The course will discuss the following topics:
Methods for finding zeros of functions (bisection, secant, Newton and its variants)
Floating point numbers and error theory
Methods for solving linear systems (conditioning, Gaussian elimination, LU factorization, Cholesky factorization, matrix norms)
Polynomial interpolation and piecewise linear interpolation
Quadrature rules, simple and composite (Rectangle Rule, Trapezoidal Rule, Simpson’s Rule, Romberg extrapolation)
It is expected that there will be a tutor to help with the correction of assigned exercises and with the Laboratory sessions.
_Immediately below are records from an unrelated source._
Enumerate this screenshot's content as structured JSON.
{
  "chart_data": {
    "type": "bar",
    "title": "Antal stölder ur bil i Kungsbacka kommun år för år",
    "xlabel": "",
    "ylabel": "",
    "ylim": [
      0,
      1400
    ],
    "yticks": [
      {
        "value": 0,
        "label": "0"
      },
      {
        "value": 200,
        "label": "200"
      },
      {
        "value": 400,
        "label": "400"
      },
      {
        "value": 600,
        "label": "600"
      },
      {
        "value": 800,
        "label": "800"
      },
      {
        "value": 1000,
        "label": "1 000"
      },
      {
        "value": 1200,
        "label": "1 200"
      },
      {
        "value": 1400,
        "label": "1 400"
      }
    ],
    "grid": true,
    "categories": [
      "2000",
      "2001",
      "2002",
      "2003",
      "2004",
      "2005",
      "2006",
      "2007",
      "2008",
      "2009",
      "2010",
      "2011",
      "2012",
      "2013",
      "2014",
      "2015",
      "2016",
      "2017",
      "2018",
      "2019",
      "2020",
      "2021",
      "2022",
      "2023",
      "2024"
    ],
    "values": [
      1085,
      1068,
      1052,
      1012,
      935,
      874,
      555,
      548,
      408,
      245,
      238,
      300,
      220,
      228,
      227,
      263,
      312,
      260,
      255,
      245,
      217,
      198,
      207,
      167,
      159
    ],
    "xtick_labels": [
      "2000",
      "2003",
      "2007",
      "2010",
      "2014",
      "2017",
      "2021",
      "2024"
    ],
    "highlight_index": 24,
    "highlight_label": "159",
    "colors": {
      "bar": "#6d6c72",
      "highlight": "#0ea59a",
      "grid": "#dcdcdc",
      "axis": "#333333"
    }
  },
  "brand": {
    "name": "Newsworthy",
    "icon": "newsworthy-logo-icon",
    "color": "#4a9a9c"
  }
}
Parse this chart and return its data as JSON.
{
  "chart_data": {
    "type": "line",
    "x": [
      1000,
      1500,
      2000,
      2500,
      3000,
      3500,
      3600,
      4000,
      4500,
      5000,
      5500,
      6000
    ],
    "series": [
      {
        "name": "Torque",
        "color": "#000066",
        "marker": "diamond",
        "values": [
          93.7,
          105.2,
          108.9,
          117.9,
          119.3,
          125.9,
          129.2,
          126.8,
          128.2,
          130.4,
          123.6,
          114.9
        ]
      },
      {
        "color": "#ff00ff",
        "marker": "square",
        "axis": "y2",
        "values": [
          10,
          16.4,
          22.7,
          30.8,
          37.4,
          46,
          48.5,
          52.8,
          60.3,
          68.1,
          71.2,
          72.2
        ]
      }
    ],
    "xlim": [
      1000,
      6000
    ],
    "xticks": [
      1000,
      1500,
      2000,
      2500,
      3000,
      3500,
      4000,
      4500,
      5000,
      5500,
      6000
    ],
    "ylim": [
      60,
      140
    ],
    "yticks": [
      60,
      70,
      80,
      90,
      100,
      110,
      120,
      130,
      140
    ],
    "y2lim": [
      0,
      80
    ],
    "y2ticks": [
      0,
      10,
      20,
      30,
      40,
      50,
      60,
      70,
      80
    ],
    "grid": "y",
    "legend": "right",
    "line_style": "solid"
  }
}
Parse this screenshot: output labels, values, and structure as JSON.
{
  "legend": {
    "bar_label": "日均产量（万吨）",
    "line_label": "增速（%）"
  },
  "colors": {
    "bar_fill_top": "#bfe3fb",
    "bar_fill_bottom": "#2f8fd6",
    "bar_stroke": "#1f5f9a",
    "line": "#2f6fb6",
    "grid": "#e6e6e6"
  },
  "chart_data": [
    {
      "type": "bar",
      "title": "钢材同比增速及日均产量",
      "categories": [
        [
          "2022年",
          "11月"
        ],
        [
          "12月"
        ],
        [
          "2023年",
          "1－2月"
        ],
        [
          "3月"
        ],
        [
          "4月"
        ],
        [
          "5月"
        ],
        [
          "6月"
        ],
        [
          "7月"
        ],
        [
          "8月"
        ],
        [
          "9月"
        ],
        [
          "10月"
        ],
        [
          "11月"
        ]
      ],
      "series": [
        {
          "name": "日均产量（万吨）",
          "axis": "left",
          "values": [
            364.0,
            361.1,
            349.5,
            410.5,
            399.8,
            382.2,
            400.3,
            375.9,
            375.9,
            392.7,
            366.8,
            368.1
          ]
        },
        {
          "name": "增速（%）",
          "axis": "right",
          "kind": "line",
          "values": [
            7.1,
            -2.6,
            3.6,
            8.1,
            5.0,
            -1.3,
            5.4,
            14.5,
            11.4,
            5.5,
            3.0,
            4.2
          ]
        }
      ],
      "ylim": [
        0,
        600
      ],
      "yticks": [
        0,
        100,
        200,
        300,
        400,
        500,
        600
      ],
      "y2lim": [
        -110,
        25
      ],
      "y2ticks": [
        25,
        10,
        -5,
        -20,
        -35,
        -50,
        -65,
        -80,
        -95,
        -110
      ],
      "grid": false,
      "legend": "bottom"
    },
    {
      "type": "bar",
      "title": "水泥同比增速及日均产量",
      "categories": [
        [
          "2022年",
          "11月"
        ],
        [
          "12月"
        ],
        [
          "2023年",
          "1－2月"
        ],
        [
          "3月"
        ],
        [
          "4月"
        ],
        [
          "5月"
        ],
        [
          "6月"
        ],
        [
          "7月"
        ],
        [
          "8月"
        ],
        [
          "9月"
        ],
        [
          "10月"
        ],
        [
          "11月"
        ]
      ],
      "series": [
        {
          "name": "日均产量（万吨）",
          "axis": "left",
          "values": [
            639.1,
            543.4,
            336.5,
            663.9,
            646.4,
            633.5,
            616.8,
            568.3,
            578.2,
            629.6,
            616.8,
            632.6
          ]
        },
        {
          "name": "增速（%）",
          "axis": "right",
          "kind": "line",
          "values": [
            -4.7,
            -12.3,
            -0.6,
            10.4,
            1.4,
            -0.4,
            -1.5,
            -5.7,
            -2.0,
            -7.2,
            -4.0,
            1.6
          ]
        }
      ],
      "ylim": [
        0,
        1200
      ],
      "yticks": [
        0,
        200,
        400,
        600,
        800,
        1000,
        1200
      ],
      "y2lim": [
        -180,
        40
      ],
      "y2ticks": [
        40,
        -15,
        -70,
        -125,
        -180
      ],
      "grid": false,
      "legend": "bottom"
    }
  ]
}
|E. Süli, D. F. Mayers||An Introduction to Numerical Analysis (Edizione 1)||Cambridge University Press||2003|
|S. De Marchi||Appunti di Calcolo Numerico (Edizione 1)||Societa Edirice Esculapio||2011||978-88-7488-473-5|
|A. Quarteroni, F. Saleri||Calcolo Scientifico, Esercizi e problemi risolti con MATLAB e OCTAVE||Springer||2008|
|J. Stoer, R. Bulrisch||Introduction to Numerical Analysis (Edizione 1)||Springer||1993|
The purpose of the exam is to see if the student is able to recall and reproduce the theory of basic Numerical Analysis and knows how to use Computer resources for possible further investigation. Moreover, the student must show that s/he knows how to program in the specific software introduced during the course. The exam will consist of two parts. The first part will be held in a Laboratory where the student will be given two hours to individually implement the numerical methods necessary for the solution of the assigned questions. The questions will be based on the entire course material. A pass will be given for a mark of 18/30 or higher. To be admitted to the second part of the exam, the oral, it is required to have first passed the written part. Marks for the written part will remain valid until, and not after, the beginning of the following semester. The oral exam will be based on the topics discussed during the classroom lectures. The final course mark will be the average of the marks for the two parts of the exam.